A member of La France insoumise, she was elected MP for the 1st constituency of Hautes-Pyrénées in 2022.

== Biography ==

=== Political career ===
An environmentalist and anti-globalization activist, she is a member of the Attac association and has led numerous struggles.

She was a candidate in the 2015 regional elections on the ecologist list led by Gérard Onesta, then joined La France insoumise in 2017.

As a candidate in the 2017 legislative elections in the first constituency of Hautes-Pyrénées, she qualified for the second round by eliminating former Socialist minister Jean Glavany. She was defeated in the second round by La République en marche candidate Jean-Bernard Sempastous.

In 2021, she is a candidate in the regional elections on the Occitanie populaire list, supported by La France insoumise in the Hautes-Pyrénées department. The same year, she was a deputy in the Hautes-Pyrénées departmental elections in the Haute-Bigorre canton.

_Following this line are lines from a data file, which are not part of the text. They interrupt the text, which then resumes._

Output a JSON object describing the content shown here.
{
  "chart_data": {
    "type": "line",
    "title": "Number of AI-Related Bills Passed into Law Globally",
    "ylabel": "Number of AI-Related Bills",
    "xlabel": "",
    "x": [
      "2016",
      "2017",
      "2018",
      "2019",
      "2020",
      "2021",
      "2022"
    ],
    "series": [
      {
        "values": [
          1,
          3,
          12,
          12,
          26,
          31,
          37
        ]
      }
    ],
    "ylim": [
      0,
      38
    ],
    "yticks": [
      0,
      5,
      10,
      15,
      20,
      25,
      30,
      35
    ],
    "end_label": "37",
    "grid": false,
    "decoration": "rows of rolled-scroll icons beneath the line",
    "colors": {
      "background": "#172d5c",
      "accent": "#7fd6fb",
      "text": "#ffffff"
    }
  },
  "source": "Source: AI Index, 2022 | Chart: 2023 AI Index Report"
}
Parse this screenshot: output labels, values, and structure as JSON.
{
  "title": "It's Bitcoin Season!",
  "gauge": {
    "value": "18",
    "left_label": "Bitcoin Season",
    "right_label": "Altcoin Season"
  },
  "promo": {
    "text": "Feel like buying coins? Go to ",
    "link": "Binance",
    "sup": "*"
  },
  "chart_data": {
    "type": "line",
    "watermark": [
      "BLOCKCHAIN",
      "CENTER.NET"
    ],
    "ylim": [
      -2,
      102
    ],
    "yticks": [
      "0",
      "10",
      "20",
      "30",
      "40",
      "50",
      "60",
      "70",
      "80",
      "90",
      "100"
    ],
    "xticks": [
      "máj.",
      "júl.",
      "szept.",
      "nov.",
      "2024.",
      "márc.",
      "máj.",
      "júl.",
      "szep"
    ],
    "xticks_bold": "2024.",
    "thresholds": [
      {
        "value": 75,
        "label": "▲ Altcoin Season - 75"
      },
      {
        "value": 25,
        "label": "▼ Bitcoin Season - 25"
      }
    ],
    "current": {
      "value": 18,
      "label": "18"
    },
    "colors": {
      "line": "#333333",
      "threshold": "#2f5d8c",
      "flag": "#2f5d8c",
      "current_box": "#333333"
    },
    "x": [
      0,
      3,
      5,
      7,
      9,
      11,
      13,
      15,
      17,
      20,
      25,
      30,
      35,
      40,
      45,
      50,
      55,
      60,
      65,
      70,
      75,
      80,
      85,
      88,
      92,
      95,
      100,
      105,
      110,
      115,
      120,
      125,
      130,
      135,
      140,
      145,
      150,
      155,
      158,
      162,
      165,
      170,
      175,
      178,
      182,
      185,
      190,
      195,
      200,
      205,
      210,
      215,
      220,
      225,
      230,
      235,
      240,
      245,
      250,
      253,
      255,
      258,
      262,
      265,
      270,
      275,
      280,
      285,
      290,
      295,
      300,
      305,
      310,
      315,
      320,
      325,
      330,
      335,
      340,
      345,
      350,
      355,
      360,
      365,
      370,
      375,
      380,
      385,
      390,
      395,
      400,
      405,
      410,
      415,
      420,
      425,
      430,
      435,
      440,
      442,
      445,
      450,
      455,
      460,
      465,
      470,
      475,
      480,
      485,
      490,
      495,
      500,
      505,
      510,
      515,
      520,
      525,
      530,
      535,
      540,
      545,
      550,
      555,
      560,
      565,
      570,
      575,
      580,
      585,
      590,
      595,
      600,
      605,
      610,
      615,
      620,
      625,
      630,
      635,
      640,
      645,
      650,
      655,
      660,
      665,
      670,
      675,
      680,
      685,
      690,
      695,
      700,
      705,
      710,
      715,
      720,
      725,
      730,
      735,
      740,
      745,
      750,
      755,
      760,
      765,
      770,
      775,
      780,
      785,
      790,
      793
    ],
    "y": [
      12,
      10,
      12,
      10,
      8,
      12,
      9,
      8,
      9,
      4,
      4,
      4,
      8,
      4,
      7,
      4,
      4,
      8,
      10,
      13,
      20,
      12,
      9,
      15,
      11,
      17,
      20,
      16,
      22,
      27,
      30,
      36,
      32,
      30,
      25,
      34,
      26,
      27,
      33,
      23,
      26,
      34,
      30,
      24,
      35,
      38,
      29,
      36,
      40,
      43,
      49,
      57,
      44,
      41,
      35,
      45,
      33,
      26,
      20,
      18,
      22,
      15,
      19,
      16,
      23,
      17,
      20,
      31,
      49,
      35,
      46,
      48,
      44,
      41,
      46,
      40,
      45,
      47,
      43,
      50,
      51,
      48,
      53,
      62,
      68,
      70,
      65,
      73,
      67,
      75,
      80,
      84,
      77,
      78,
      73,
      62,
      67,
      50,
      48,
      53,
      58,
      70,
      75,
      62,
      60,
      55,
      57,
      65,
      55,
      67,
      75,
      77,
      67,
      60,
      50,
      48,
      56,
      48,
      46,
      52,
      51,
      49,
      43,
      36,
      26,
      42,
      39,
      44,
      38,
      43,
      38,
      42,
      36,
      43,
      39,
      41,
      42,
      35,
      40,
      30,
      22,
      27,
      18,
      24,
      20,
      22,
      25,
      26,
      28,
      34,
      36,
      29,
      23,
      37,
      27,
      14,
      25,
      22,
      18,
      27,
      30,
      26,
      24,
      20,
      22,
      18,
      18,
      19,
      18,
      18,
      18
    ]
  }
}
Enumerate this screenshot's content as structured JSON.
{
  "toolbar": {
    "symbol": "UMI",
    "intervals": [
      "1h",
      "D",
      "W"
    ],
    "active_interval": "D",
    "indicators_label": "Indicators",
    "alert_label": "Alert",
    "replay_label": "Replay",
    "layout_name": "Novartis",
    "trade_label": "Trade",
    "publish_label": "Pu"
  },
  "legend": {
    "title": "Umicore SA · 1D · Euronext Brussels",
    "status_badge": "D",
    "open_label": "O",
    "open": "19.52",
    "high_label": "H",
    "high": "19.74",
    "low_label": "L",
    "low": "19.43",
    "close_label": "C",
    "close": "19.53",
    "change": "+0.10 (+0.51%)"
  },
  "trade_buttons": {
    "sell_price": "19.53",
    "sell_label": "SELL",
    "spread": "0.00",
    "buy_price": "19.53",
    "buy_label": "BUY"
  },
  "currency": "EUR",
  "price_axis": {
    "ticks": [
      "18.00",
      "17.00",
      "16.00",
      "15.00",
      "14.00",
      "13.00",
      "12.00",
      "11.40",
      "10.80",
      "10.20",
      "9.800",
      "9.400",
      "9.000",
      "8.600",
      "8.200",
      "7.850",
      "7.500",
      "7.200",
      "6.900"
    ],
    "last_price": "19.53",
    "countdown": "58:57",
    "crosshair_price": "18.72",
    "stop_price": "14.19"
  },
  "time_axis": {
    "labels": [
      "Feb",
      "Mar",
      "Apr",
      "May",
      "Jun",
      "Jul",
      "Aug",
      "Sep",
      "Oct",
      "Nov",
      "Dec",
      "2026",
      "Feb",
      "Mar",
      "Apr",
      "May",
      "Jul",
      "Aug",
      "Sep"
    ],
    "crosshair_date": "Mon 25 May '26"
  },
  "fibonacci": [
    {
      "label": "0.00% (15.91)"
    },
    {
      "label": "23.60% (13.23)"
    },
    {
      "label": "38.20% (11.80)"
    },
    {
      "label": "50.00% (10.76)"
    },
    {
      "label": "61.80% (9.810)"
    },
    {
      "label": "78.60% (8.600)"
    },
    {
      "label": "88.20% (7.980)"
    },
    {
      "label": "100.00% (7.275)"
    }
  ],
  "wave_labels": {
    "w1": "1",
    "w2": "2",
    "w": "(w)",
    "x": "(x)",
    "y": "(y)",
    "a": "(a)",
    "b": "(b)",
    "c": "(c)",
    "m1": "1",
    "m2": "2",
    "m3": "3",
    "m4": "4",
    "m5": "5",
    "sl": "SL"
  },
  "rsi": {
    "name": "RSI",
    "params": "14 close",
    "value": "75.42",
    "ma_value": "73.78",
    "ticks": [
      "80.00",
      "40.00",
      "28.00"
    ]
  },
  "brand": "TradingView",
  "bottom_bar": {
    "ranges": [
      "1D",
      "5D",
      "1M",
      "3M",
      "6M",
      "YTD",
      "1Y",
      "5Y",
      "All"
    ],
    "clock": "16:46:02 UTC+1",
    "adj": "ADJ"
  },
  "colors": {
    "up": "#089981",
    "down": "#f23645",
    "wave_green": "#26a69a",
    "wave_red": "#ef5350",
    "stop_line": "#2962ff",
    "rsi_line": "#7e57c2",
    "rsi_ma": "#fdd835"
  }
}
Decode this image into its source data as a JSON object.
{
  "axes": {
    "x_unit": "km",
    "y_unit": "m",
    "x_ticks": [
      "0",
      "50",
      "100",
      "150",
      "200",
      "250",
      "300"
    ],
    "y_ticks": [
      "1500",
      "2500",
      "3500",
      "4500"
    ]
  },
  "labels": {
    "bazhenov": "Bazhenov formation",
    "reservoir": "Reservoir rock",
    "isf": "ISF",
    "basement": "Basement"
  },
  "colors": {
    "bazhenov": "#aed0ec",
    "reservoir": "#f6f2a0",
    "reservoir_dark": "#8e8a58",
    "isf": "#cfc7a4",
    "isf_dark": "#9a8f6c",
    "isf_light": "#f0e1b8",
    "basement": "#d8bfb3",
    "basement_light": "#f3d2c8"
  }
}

Ferrer was subsequently appointed by Union Populaire activists to lead Jean-Luc Mélenchon's presidential campaign. On 7 May 2022, she was officially nominated as the candidate for the Nouvelle Union populaire écologique et sociale (NUPES) in the same constituency at a national convention.

On 12 June, in the first round of voting, she came out on top, beating the incumbent deputy from the presidential majority, Jean-Bernard Sempastous. Sylvie Ferrer was elected MP for Hautes-Pyrénées on June 19, 2022 with 50.13% of the vote.

At the French National Assembly, she is a member of the Sustainable Development and Spatial Planning Committee.

=== Personal life ===
Ferrer is an aeronautical maintenance agent. She has a husband, who works as a high school teacher, and a daughter.